With their main theoretical claims, such as the Efficient Markets Hypothesis and Real Business Cycle in ruins, the advocates of market liberalism have fallen back on long-exploded claims, backed by shoddy research. Yet, in the absence of a coherent alternative, the policy program of expansionary austerity is being implemented, with disastrous results. (pp. 229-32, emphasis mine).
As for Alesina and Ardagna, the two economists responsible for contemporary expansionary austerity, Quiggin shows how their research was seriously flawed, giving some of their biggest factual mistakes and accuracies on pages 225 and 226.
Earlier in the chapter he discusses the reasons why Keynes was ignored in the decades before the Second World War. The British treasury was terrified that adoption of government intervention in some areas would lead to further interventions in others. He also quotes the Polish economist, Michal Kalecki, who stated that market liberals were afraid of Keynsianism because it allowed governments to ignore the financial sector and empowered working people. He writes
Underlying the Treasury’s opposition to fiscal stimulus, however, was a fear, entirely justified in terms of the consequences for market liberal ideology, that a successful interventionist macroeconomic policy would pave the way for intervening in other areas and for the end of the liberal economic order based on the gold standard, unregulated financial markets, and a minimal state.
As the great Polish economist Michal Kalecki observed in 1943, market liberal fear the success of stimulatory fiscal policy more than its failure. If governments can maintain full employment through appropriate macroeconomic policies, they no longer need to worry about “business confidence” and can undertake policies without regard to the fluctuations of the financial markets. Moreover, workers cannot be kept in line if they are confident they can always find a new job. As far as the advocates of austerity are concerned, chronic, or at least periodic, high unemployment is a necessary part of a liberal economic order.
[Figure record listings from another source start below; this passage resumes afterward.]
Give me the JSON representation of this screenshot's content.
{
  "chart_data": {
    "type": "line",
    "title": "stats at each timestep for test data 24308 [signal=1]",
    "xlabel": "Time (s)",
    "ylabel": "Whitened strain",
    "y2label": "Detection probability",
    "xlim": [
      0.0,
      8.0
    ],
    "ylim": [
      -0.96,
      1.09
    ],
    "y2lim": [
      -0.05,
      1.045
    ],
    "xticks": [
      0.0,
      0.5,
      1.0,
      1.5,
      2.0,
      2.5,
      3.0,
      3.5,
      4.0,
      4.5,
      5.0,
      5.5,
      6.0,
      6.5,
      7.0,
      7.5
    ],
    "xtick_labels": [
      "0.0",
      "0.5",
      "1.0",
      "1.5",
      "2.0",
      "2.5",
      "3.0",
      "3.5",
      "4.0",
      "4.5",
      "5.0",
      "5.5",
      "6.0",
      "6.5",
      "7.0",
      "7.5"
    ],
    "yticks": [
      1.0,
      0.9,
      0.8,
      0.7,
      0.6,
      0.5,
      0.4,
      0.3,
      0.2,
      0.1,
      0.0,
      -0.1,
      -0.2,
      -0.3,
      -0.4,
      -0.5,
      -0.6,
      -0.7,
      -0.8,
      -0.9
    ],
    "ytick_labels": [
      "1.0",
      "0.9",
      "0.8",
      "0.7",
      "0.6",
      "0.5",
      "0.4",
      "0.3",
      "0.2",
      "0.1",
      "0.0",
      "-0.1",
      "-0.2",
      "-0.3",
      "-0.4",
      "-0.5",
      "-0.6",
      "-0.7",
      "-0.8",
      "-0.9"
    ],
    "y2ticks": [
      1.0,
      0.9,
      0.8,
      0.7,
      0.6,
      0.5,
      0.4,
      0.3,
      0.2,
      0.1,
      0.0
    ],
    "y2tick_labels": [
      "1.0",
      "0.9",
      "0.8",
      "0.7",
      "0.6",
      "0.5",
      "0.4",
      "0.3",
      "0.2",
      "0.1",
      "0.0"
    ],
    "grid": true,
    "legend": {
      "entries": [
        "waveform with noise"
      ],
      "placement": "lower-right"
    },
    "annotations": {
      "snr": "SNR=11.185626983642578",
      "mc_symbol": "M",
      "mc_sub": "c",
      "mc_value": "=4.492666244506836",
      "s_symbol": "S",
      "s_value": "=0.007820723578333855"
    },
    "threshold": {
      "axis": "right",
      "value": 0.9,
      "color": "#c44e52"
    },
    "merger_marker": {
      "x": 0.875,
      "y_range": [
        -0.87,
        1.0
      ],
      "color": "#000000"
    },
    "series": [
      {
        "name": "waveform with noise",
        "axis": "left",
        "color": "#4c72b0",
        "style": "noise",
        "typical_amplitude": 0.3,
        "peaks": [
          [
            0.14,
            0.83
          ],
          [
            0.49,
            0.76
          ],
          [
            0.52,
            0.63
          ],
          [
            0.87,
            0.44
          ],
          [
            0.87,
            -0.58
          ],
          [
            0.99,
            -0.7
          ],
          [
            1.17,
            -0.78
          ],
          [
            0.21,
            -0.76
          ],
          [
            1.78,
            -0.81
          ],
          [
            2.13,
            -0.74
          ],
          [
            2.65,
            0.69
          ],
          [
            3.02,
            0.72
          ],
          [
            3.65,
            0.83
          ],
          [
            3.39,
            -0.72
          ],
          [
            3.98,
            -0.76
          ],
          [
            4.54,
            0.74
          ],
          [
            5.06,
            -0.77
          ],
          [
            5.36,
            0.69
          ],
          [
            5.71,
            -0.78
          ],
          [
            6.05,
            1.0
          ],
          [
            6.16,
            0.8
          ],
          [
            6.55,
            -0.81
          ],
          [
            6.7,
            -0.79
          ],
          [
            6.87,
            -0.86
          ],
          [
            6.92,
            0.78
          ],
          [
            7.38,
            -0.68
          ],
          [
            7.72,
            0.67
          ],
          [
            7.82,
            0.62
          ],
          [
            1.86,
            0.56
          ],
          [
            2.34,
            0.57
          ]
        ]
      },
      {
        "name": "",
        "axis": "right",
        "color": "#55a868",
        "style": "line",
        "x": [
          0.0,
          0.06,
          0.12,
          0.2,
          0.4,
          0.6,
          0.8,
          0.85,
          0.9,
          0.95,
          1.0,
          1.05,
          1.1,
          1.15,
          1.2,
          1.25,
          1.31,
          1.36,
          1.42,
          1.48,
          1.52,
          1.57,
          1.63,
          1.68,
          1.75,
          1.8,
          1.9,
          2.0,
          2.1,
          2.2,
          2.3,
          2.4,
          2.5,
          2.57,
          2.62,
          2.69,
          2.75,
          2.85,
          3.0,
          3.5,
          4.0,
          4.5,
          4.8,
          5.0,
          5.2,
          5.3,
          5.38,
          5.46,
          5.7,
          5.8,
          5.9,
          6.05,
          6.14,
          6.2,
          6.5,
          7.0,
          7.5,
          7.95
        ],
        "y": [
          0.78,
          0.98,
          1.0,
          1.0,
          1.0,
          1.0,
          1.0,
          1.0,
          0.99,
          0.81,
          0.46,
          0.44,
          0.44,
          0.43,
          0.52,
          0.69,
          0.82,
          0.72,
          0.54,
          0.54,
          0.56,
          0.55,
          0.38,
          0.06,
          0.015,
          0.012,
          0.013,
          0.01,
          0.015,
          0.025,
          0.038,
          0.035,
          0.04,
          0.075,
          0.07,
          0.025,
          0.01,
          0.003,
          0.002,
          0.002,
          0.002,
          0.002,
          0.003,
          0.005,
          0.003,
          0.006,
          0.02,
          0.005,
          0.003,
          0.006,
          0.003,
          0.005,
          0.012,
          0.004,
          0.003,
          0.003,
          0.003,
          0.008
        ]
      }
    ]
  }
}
The fears of the Treasury were to be realized in the decades after 1945, when the combination of full employment and Keynsian macro-economic management provided support for the expansion of the welfare state, right control of the financial sector, and extensive government intervention in the economy, which produced the most broadly distributed prosperity of any period in economic history. (p. 14).
So the welfare state is being dismantled, the health service privatized and a high unemployment and mass poverty created simply to maintain the importance and power of the financial sector and private industry, and create a cowed workforce for industry. As an economic theory, austerity is thoroughly discredited, but is maintained as it was not by a right-wing media and political establishment. Robin Ramsay, the editor of Lobster, said in one of his columns that when he studied economics in the 1970s, monetarism was so discredited that it was regarded as a joke by his lecturers. He then suggested that the reason it was supported and implemented by Thatcher and her successors was simply because it offered a pretext for their real aims: to attack state intervention and the welfare state. It looks like he was right.